Kemacetan arus lalu lintas ini disebabkan oleh sejumlah faktor, seperti padatnya kendaraan roda empat dan roda dua, banyaknya persimpangan jalan, serta adanya perlintasan kereta api di Cipeuyeum, Kecamatan Haurwangi.
Seorang pemudik bernama Asep (45), yang mengendarai mobil rombongan, mengaku terjebak macet cukup lama. Dirinya hendak bepergian dari Padalarang menuju Sukabumi.
“Saya dari Padalarang mau ke Sukabumi. Dari Rajamandala sudah mulai macet. Perjalanan dari Rajamandala sampai Cipeuyeum Haurwangi memakan waktu kurang lebih 2 jam karena macet dan penerapan satu arah (one way),” ujarnya.
Kemacetan serupa juga dialami Setiawan (48), seorang pengendara motor asal Kabupaten Garut. Ia sedang dalam perjalanan balik menuju tempat kerjanya di Tangerang.
“Saya dari Garut hendak balik ke Tangerang, mengejar kerja hari Senin. Namun, sampai hampir magrib saya masih berada di Ciranjang karena macet. Padahal pakai motor biasanya bisa nyelip, tapi tetap saja lama. Macet paling parah dari Cipatat sampai Haurwangi, Ciranjang, dan Sukaluyu,” keluhnya.
Sementara itu, Kasatlantas Polres Cianjur, AKP Aang Andi Suhandi, menjelaskan bahwa ada sejumlah titik kepadatan arus lalu lintas di wilayah hukum Polres Cianjur, seperti di Gekbrong, Warung Kondang, Ciranjang, dan Haurwangi.
“Sejak pagi tadi, kepadatan di Gekbrong–Warung Kondang sudah bisa diantisipasi. Namun, di wilayah Ciranjang dan Haurwangi terjadi kepadatan yang cukup tinggi sehingga kami terpaksa memberlakukan sistem one way secara situasional dengan durasi 15 menit setiap pergantian arus,” kata AKP Aang.
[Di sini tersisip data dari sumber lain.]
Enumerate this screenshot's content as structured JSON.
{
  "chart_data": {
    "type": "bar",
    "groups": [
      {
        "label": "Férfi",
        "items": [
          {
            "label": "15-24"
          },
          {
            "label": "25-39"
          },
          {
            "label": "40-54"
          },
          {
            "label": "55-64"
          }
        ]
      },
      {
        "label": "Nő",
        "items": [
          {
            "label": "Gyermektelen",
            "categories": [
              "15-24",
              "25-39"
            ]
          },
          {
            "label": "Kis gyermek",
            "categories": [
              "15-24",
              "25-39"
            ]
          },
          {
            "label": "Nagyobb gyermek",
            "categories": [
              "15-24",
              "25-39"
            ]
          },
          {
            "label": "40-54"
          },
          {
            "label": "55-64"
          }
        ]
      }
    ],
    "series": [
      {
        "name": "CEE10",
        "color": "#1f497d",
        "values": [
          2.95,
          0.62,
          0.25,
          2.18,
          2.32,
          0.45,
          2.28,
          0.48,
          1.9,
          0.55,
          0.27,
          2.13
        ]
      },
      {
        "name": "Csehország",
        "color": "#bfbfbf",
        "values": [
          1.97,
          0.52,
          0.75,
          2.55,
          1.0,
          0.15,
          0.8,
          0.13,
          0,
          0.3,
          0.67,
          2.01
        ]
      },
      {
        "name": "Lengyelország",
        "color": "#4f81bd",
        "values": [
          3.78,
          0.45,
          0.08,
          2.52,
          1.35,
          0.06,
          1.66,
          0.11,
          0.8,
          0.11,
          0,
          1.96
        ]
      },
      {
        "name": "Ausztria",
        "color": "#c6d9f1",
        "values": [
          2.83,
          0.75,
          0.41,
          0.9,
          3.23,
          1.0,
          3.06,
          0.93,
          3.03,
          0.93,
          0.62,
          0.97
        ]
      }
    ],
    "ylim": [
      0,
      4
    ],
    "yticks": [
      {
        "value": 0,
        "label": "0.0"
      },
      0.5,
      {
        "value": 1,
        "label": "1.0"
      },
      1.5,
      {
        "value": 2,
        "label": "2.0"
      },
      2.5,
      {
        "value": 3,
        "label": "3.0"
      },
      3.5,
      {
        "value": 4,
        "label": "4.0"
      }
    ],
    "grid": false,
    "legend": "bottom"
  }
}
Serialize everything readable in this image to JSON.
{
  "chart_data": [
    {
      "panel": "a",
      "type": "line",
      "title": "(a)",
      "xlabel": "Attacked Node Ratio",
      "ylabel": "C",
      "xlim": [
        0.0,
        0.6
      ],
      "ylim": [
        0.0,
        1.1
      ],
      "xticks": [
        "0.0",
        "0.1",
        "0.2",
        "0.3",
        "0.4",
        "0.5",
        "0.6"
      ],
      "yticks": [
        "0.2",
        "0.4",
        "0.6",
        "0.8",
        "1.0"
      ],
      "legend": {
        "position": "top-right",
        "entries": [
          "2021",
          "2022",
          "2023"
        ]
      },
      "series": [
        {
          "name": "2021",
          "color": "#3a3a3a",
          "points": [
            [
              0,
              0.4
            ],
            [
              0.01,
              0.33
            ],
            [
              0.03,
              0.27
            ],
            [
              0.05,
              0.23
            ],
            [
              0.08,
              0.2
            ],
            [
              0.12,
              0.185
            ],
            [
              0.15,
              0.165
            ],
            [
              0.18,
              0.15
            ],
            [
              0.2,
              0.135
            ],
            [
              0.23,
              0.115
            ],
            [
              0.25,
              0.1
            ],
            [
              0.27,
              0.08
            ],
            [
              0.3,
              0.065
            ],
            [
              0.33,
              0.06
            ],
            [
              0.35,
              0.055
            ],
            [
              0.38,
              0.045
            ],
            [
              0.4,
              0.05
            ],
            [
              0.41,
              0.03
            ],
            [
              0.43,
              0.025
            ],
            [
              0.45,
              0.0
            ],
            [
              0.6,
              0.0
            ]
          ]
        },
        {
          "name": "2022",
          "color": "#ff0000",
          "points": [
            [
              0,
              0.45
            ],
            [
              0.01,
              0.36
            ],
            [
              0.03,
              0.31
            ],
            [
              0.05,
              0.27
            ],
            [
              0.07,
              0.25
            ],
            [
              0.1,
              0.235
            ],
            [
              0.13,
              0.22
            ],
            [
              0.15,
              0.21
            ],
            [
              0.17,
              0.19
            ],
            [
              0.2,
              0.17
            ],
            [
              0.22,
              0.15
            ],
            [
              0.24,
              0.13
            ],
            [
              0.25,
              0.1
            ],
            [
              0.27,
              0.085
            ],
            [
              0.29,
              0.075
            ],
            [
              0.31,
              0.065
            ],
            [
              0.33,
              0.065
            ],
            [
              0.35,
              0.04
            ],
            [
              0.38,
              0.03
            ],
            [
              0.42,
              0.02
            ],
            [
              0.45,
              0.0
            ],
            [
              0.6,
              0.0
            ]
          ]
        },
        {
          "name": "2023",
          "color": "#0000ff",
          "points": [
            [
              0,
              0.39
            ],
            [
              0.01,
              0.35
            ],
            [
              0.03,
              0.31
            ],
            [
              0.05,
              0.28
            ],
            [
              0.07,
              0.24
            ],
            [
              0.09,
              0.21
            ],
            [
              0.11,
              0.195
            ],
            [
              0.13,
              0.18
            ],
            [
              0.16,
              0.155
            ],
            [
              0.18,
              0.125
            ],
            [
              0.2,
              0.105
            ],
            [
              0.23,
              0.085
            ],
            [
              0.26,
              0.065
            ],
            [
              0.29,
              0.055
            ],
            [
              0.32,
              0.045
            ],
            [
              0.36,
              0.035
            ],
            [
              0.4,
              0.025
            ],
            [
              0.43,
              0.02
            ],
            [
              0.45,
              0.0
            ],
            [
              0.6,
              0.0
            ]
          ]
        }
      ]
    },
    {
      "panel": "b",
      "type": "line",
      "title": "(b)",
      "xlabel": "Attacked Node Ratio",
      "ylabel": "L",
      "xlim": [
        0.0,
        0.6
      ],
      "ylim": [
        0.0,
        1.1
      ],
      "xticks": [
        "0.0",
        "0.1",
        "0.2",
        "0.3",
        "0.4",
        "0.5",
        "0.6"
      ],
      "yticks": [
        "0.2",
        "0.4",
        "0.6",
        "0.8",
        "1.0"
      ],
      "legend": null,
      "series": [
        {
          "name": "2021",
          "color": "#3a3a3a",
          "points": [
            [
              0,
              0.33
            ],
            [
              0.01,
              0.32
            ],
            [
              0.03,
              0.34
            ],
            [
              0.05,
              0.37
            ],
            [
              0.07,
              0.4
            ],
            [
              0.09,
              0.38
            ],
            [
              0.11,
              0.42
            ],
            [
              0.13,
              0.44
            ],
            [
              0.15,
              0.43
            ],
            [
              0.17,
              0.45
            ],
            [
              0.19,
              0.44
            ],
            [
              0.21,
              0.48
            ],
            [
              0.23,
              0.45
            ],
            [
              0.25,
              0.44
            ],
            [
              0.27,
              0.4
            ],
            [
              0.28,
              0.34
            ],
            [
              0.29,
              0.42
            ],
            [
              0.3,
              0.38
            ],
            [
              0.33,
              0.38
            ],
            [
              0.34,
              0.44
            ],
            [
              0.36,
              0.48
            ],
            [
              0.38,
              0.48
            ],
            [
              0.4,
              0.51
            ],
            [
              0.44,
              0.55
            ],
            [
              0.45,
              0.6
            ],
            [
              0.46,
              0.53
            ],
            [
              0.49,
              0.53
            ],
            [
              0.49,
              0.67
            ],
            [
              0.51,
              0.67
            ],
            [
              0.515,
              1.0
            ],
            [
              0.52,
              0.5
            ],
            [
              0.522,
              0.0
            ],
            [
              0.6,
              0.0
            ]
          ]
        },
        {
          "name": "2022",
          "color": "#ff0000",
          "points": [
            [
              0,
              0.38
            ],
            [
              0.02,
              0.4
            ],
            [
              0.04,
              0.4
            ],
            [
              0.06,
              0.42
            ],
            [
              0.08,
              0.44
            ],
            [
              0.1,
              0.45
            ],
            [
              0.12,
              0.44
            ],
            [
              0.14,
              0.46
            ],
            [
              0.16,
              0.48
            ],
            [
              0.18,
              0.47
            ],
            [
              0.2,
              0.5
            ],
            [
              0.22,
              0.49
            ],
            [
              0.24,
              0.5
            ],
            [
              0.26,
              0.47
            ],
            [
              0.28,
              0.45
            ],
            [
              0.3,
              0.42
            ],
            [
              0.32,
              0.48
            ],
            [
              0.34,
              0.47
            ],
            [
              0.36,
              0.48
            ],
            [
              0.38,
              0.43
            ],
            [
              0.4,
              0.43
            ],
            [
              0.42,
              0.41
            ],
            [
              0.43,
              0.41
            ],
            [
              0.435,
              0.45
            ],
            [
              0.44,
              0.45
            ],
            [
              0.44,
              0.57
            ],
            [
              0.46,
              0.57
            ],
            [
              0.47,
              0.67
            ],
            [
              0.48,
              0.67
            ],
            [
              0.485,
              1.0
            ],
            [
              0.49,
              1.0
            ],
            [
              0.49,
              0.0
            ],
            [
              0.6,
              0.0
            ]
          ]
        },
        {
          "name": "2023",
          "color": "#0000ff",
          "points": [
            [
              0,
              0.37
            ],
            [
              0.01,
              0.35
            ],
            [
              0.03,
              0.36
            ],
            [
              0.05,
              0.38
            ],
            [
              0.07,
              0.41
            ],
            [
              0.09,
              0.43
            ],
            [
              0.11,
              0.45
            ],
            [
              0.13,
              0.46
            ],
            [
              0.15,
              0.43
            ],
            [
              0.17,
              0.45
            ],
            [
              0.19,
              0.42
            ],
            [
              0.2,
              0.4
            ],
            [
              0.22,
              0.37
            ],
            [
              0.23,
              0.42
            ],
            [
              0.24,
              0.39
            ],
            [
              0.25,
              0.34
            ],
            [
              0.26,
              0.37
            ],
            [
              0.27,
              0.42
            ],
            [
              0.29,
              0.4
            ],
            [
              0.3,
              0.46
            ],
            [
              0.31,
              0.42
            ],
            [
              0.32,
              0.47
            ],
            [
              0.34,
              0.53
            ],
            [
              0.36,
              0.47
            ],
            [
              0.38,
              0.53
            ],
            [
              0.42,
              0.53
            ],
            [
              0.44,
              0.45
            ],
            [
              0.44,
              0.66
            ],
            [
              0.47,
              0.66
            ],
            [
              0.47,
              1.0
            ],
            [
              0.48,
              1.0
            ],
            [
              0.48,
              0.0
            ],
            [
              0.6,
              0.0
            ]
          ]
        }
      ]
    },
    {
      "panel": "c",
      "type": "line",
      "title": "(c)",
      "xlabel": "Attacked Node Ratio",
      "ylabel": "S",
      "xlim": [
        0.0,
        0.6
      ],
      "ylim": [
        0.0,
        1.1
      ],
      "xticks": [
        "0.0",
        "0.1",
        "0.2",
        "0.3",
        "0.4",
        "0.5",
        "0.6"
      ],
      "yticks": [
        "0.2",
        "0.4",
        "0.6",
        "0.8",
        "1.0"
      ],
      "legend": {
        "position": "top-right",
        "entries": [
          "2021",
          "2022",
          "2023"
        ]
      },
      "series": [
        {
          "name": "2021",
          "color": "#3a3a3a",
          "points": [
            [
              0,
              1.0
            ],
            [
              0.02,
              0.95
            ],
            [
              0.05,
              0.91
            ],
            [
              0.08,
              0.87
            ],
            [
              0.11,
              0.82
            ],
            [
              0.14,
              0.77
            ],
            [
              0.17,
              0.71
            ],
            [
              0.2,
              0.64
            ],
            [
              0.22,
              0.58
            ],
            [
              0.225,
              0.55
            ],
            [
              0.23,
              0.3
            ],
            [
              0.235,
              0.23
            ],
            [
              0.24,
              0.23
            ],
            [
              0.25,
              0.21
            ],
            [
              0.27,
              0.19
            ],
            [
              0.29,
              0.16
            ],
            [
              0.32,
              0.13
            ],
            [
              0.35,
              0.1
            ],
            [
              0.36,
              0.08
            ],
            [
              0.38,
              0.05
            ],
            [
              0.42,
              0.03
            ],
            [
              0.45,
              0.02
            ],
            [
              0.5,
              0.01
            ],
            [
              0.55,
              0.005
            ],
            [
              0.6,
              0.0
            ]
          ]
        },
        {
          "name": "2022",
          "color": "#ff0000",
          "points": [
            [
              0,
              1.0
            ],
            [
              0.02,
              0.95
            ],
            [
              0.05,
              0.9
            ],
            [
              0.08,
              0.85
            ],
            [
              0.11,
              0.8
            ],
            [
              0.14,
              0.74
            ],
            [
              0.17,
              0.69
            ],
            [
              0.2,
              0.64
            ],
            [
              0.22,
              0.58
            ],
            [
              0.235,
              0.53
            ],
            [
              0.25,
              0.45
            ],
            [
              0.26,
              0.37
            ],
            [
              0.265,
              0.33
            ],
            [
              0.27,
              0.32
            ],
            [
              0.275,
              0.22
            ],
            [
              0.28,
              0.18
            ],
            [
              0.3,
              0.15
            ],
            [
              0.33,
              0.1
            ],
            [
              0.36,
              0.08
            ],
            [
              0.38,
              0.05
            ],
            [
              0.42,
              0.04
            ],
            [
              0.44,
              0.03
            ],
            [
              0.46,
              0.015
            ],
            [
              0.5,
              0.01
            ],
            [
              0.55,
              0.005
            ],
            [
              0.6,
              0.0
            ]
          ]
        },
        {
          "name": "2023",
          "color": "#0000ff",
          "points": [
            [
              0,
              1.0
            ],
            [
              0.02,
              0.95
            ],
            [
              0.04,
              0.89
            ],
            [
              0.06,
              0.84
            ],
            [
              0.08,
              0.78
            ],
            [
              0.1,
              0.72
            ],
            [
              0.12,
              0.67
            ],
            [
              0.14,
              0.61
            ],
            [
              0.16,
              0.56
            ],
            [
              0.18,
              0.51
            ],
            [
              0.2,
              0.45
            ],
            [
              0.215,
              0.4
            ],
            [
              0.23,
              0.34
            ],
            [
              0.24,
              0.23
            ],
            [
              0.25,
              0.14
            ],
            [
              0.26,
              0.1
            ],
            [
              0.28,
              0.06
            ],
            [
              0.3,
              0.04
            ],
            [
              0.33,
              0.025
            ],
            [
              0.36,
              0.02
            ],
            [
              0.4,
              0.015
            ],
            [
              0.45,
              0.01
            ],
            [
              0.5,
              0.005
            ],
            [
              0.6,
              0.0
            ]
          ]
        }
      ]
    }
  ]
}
Ia menambahkan, penyebab utama kepadatan adalah tingginya arus balik yang bercampur dengan aktivitas wisata dan silaturahmi warga setempat, serta banyaknya titik persimpangan jalan dan keberadaan perlintasan kereta api.
“Kepadatan terjadi karena pengguna jalan merupakan arus balik yang juga bersilaturahmi dan rekreasi Lebaran, ditambah faktor banyaknya persimpangan dan perlintasan kereta api,” pungkasnya.